The lymphatic system is a drainage system of the body. It contains both thin vessels and nodes that are responsible for the transportation and cleansing of the fluid known as lymph. The lymphatic system is also a critical part of the immune system. Lymphatic nodes contain cells (lymphocytes) that destroy bacteria and viruses.

Lymphedema occurs from a blockage of the lymphatic pathways which can result in chronic swelling of an arm or a leg. This may occur as a result of trauma, general surgery, or cancer treatments such as radiation therapy or removal of lymph nodes. This is called secondary lymphedema. Lymphedema can also develop on its own from incomplete formation of the lymphatic system during gestation. This is called primary lymphedema.

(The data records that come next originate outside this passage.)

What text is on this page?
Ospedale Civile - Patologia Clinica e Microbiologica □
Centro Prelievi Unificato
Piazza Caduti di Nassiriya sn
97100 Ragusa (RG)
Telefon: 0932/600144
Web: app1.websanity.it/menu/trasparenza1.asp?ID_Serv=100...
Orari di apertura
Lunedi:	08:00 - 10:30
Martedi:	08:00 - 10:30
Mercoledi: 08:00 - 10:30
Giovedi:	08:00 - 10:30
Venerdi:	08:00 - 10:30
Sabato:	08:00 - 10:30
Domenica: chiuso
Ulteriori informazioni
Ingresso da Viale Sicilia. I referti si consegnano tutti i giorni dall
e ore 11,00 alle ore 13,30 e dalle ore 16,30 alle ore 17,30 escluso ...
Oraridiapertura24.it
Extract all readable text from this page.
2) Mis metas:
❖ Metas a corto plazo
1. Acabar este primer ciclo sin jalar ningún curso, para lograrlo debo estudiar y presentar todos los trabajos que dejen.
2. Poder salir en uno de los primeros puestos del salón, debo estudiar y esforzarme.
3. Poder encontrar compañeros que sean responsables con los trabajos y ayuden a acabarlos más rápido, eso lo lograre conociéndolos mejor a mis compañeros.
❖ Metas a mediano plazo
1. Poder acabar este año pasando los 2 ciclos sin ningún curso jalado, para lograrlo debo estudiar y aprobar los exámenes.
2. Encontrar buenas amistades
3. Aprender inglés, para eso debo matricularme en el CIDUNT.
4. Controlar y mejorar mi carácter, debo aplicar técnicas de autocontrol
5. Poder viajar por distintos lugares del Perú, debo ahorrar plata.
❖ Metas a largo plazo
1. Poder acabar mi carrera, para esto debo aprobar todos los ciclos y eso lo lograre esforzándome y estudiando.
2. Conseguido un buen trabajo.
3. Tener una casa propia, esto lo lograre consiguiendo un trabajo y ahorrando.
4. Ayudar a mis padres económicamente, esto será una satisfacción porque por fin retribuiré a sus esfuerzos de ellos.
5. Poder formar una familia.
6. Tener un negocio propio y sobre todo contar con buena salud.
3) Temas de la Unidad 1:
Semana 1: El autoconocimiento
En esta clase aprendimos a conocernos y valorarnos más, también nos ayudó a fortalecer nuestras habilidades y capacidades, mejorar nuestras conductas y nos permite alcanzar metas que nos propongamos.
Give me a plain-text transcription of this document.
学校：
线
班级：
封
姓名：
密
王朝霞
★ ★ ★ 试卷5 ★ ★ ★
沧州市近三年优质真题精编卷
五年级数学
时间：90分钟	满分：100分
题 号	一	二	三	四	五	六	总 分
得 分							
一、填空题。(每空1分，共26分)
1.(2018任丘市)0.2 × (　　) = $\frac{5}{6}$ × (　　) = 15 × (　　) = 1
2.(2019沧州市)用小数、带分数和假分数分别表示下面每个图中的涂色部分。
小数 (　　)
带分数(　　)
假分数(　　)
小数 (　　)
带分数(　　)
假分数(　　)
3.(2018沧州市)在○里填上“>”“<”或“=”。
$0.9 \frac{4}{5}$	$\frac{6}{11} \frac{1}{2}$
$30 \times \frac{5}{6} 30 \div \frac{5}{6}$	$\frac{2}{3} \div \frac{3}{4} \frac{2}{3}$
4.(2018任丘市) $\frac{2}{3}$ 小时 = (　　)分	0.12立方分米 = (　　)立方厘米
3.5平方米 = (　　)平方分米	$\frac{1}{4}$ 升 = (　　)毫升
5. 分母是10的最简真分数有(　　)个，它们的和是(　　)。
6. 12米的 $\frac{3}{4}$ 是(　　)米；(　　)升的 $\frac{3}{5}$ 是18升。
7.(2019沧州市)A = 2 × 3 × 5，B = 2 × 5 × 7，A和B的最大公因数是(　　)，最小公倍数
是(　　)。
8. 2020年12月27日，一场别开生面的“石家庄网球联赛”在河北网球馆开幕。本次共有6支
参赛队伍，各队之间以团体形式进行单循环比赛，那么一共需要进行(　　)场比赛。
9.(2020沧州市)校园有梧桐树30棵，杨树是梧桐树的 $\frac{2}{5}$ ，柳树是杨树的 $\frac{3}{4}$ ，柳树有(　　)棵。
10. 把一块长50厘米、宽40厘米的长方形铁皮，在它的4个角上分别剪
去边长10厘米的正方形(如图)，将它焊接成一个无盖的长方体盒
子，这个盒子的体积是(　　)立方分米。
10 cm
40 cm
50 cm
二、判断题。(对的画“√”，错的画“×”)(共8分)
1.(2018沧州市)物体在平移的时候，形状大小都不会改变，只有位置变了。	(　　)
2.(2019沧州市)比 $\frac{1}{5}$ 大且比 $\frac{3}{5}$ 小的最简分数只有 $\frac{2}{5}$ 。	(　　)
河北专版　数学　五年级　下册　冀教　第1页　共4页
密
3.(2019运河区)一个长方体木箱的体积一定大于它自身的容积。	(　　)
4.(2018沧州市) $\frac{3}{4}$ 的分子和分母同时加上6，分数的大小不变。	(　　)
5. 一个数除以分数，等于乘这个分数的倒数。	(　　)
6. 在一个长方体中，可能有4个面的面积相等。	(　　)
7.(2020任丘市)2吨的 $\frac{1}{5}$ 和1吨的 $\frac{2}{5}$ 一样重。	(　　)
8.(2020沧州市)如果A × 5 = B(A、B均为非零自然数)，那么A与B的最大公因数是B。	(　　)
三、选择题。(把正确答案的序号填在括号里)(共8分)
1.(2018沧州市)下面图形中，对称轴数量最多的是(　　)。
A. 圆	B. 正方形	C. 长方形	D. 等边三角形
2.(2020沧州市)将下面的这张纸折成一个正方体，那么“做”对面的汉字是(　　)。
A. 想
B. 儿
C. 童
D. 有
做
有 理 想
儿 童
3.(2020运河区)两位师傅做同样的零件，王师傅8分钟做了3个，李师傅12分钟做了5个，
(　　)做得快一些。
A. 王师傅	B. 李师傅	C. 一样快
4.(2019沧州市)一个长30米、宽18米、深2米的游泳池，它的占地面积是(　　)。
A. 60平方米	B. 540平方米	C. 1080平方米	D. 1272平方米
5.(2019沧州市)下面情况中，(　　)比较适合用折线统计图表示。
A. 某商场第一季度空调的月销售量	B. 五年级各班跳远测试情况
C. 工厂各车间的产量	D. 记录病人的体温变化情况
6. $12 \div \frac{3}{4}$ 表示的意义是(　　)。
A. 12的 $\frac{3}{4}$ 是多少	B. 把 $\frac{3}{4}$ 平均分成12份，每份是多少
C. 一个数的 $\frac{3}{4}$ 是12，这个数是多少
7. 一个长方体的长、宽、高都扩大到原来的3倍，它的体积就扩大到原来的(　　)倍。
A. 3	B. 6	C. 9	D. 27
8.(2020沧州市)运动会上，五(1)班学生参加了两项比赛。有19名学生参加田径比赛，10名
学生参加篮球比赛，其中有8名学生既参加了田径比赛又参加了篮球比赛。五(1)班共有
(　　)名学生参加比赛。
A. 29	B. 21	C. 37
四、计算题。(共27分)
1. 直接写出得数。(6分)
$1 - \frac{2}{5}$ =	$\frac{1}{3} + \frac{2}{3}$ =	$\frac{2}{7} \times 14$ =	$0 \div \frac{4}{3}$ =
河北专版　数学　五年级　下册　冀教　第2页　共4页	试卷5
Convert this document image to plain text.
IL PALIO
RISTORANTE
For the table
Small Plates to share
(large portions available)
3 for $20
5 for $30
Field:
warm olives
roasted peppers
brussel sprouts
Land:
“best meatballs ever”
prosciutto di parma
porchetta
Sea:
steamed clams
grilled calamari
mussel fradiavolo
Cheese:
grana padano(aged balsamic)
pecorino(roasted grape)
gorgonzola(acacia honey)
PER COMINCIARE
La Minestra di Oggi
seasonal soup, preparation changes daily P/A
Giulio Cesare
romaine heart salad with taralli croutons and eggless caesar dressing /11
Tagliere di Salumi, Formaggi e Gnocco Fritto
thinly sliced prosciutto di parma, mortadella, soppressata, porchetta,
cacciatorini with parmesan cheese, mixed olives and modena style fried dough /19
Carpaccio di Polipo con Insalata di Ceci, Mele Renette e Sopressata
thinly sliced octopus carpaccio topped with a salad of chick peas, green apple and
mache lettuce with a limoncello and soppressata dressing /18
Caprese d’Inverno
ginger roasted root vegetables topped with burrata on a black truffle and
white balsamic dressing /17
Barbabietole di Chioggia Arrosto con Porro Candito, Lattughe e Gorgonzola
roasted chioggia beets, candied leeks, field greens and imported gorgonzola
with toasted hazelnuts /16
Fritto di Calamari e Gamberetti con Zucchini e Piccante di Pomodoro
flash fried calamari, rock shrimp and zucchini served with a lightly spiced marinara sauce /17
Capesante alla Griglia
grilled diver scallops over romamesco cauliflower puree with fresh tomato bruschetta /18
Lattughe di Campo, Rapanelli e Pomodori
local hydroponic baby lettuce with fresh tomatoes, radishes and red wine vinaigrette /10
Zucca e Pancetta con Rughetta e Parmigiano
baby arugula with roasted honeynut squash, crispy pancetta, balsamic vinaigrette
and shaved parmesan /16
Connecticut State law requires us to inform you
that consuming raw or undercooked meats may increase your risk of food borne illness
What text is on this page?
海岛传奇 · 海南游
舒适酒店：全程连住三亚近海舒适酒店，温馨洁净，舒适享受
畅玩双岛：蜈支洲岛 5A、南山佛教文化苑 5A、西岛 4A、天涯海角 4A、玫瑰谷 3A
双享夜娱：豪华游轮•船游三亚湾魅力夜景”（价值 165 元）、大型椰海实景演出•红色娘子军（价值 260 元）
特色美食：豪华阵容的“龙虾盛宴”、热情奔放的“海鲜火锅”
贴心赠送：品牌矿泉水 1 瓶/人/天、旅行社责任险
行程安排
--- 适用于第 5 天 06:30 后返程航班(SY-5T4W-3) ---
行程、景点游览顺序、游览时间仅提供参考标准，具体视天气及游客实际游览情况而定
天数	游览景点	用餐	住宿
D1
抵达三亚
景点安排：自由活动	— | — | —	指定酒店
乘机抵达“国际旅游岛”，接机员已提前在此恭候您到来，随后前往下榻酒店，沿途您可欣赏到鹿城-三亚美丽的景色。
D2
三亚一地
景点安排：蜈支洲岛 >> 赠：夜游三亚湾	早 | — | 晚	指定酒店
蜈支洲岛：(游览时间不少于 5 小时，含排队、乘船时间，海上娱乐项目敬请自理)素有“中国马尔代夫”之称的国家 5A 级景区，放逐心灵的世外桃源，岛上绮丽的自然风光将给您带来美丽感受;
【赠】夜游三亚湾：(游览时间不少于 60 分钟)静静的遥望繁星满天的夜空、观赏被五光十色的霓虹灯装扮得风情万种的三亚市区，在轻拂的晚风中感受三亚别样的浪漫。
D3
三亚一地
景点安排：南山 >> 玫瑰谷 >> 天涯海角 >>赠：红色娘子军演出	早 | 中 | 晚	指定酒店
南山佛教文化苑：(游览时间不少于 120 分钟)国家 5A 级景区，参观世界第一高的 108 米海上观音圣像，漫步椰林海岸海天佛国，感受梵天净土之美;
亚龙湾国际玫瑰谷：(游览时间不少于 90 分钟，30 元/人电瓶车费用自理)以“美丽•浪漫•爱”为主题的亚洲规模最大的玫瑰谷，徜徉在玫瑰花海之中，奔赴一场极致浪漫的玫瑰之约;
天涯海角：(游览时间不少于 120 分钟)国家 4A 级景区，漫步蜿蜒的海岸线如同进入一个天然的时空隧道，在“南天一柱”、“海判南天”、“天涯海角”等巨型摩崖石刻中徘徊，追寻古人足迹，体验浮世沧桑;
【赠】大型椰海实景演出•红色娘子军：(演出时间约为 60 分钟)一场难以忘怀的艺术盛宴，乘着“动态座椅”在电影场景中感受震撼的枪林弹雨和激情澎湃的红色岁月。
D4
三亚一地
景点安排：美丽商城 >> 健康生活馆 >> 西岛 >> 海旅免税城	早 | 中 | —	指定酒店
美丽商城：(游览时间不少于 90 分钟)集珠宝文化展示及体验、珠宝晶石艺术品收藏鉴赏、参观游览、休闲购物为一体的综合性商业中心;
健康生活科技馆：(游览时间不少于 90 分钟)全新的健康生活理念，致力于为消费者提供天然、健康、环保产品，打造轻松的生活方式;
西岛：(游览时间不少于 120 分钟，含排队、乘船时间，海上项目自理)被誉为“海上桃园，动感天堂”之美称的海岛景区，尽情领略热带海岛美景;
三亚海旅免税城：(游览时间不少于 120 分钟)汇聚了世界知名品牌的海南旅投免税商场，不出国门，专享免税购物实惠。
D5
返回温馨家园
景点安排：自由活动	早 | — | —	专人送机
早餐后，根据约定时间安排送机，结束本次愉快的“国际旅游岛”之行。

The circulatory system contains the veins, arteries and the lymphatic vessels. The heart pumps blood out to all the tissues of the body through the arteries. Water, nutrients and some protein from the blood spill out into the tissue space. The veins take back most of the water and the wastes, but some fluid and protein (about 10 percent) remain in the tissues. The lymphatic system drains and cleanses the tissue space thus removing water and the potentially harmful protein. The veins take blood back to the heart, while the lymphatics move fluids through vessels and lymph nodes to veins in the neck; here the lymph is reintroduced into the blood stream.

If there is damage to the lymphatic vessels or nodes, the fluid and protein becomes trapped in the tissues. The lymph is unable to drain; and like a river that is blocked by a dam, the fluid increases and causes that part of the body to swell. This is lymphedema. The swelling sensation has been described as a feeling of heaviness, tightness, pressure or a bursting feeling in the arm or leg. This can be painful and is often unsightly. The most severe cases are known as elephantitis.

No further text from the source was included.